Regarding Artificial Intelligence, Mun believes the sector is still in its "infant stages," likening it to "batting practice" in a double-header baseball game. The current focus is on the AI infrastructure buildout (data centers, cooling systems, energy supply), with the transformative implementation of AI across the economy still years away. Companies involved in data center construction (e.g., ACOM, MCOR), cooling solutions, industrial manufacturing, and energy (especially small modular nuclear reactors like NuScale) are currently benefiting. He projects that data centers alone will consume 10% of the country's electricity supply by the end of the decade, driving up energy prices and necessitating investment in natural gas and nuclear power.
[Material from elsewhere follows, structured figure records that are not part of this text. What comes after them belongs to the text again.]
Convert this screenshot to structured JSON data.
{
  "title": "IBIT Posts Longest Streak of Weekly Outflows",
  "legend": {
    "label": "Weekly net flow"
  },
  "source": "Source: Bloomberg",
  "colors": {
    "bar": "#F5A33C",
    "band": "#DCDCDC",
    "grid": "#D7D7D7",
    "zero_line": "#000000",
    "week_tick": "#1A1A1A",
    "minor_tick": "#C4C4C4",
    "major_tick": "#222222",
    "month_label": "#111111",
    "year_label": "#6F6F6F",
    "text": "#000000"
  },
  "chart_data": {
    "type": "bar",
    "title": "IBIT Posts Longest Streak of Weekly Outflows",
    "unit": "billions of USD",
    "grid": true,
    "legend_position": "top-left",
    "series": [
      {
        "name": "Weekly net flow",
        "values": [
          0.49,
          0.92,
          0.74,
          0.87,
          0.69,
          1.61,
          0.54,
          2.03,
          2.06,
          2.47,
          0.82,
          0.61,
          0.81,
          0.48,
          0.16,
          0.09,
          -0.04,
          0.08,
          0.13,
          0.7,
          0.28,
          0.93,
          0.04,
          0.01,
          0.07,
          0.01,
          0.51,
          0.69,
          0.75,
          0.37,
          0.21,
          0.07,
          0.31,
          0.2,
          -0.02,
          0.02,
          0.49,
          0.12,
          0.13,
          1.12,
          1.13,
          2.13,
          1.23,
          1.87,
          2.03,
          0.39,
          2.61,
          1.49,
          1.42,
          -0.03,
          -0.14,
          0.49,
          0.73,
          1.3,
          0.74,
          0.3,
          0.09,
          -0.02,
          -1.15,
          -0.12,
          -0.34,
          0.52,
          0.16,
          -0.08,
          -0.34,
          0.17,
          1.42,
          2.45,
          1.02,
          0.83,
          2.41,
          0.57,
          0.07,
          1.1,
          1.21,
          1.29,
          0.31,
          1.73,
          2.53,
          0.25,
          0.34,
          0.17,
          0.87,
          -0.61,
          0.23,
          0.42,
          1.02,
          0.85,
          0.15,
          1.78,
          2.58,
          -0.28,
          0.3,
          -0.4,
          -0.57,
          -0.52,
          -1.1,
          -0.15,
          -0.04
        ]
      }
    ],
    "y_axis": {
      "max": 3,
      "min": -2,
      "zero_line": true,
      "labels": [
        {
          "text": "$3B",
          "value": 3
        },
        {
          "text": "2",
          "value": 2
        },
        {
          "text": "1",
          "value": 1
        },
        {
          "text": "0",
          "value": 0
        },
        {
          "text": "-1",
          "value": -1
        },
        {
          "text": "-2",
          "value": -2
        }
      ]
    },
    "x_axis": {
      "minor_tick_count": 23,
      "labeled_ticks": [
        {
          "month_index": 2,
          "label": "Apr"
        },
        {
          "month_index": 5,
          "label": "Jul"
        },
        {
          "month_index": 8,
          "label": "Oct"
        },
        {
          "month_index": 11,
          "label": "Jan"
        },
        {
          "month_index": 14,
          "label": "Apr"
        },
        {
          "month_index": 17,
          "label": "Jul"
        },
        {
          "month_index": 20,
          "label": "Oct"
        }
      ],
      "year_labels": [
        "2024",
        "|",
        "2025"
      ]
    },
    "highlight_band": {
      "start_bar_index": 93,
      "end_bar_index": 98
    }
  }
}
International Markets and Portfolio Adjustments

The conversation briefly touches on international stocks, noting that emerging markets are currently doubling the returns of the S&P 500, with European markets also showing strong performance (e.g., Spain up 22%). This underscores the benefit of international diversification. Mun reiterates that while a core portfolio should be disciplined, it needs to be "tweaked" as the world changes and investment rationales evolve. However, he distinguishes this from short-term trading, which can have negative long-term consequences.

Linguini Puttanesca Recipe

The segment concludes with Kenny sharing his Linguini Puttanesca recipe, describing it as a bold, briny, and slightly mischievous dish from Naples. He recounts the legend of its origin in the port districts, created by women of the night from pantry staples to tempt sailors. The dish, characterized by tomatoes, anchovies, garlic, olives, and capers, is fast, flavorful, and a Neapolitan classic. A QR code is provided for the full recipe.